Does Broadway at Memorial Auditorium signal a new normal in Chattanooga?

Photo courtesy of Chris Bennion and Jeremy Daniel / The cast from "Hairspray" performs "You Can't Stop the Beat" in a previous performance of Broadway at the Tivoli. The Tivoli Foundation hopes to be able to start landing even bigger Broadway shows.

The Tivoli Foundation's 2021-2022 season comes with some significant changes, and they represent some very exciting news regardless of whether you're a fan of big theater productions or not.

This year for the first time, all of the shows will be produced in Memorial Auditorium instead of the Tivoli Theatre. The basic reason for the change is the entire Tivoli Center - which includes the 1,700-seat venue and the offices, dressing rooms and rehearsal spaces next door - will be undergoing a major renovation starting in January or February.
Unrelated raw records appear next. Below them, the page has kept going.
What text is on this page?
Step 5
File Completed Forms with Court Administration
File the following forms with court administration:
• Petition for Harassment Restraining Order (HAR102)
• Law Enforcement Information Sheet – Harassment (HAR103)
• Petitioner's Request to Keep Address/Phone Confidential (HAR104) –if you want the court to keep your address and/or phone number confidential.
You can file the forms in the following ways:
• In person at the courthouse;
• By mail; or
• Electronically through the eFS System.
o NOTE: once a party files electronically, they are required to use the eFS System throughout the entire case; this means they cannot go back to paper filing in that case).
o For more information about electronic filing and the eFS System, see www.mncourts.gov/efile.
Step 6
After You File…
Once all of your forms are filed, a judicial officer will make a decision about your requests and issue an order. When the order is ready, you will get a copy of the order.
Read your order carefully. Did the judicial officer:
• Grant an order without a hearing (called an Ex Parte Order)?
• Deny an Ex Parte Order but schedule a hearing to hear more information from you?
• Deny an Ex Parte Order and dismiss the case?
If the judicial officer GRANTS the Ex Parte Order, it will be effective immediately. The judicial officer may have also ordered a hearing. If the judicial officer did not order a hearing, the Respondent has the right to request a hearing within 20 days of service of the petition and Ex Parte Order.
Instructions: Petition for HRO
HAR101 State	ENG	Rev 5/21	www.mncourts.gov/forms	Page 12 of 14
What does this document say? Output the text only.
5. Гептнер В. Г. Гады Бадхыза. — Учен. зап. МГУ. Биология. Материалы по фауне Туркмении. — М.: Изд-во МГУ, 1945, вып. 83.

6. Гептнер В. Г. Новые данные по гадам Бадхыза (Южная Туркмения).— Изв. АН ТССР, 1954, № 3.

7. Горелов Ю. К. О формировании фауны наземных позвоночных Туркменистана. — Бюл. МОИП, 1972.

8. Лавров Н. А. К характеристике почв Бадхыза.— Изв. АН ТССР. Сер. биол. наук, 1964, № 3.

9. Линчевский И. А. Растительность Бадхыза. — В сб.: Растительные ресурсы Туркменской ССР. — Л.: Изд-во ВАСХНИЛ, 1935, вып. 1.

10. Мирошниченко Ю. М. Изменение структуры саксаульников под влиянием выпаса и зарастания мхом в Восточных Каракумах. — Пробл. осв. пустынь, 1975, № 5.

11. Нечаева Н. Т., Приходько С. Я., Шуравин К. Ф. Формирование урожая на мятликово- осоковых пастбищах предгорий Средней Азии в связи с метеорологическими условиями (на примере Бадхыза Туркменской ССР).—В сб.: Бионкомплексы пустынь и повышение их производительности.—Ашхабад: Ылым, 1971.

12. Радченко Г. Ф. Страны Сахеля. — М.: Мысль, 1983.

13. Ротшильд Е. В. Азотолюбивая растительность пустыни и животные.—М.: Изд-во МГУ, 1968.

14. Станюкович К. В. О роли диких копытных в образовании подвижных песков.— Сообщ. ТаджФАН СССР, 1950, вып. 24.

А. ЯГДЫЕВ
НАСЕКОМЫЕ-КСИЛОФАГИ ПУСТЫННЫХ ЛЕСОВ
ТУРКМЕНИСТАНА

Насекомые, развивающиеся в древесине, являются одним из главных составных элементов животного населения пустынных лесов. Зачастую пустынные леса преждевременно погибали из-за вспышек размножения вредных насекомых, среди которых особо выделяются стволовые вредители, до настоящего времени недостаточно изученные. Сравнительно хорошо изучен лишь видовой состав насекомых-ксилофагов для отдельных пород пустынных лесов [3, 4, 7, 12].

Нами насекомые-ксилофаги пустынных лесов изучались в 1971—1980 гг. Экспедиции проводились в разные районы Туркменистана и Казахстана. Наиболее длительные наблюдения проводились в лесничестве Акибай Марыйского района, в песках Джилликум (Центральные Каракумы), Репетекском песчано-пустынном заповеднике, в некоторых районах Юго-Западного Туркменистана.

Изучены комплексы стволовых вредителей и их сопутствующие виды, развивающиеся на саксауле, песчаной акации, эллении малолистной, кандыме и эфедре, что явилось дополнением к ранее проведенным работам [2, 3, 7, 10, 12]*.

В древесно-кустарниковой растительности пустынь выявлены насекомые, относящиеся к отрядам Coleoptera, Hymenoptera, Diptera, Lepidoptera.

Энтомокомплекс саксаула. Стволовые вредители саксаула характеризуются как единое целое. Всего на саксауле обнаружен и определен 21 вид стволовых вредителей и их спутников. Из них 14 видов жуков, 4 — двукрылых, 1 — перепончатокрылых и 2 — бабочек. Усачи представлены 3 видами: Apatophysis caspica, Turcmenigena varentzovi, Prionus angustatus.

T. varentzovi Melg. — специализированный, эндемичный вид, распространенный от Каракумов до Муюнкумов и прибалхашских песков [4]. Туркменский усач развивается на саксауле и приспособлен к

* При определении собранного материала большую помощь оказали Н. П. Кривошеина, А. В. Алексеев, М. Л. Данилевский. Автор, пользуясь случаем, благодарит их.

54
When finished, the center will have space for numerous arts organizations, new bathrooms and concession areas, and elevators for easier theater access for people with disabilities. There will also be a rooftop bar and event space.

Organizers made the decision to move everything to Memorial for several reasons.

First, according to foundation Executive Director Nick Wilkinson, it just made sense to keep things consistent, but also, Memorial and the smaller Walker Theatre inside have undergone quite a bit of renovation work of their own since last welcoming visitors. The concession areas have been updated and a huge curtain was purchased which will allow staff to close off the balcony, reducing capacity to 2,200 seats from 3,800.

Utilizing the curtain should create a more intimate feeling for shows that don't need the full capacity. Nothing kills the ambiance of a great show like an empty-feeling room.

And, new equipment has been installed to improve soundproofing in the building so that shows can be produced in both theaters on the same night.

Wilkinson also says the hope is that having the shows there this season preps Broadway fans for if and when the Tivoli Foundation is able to book really huge shows like "Wicked" and "The Lion King." The foundation has spent five years branding the series as Broadway at the Tivoli, he says, but this move "lays the groundwork as we continue to expand and have bigger and better seasons."

Until work begins on the Tivoli complex, shows will be produced there, as well. Currently, the Bobby Stone Film Festival dominates the calendar, but live music events including two Black Jacket Symphony shows and concerts by Theo Von, The Monkees, Patty Griffin and Ashley McBryde are scheduled for September and October.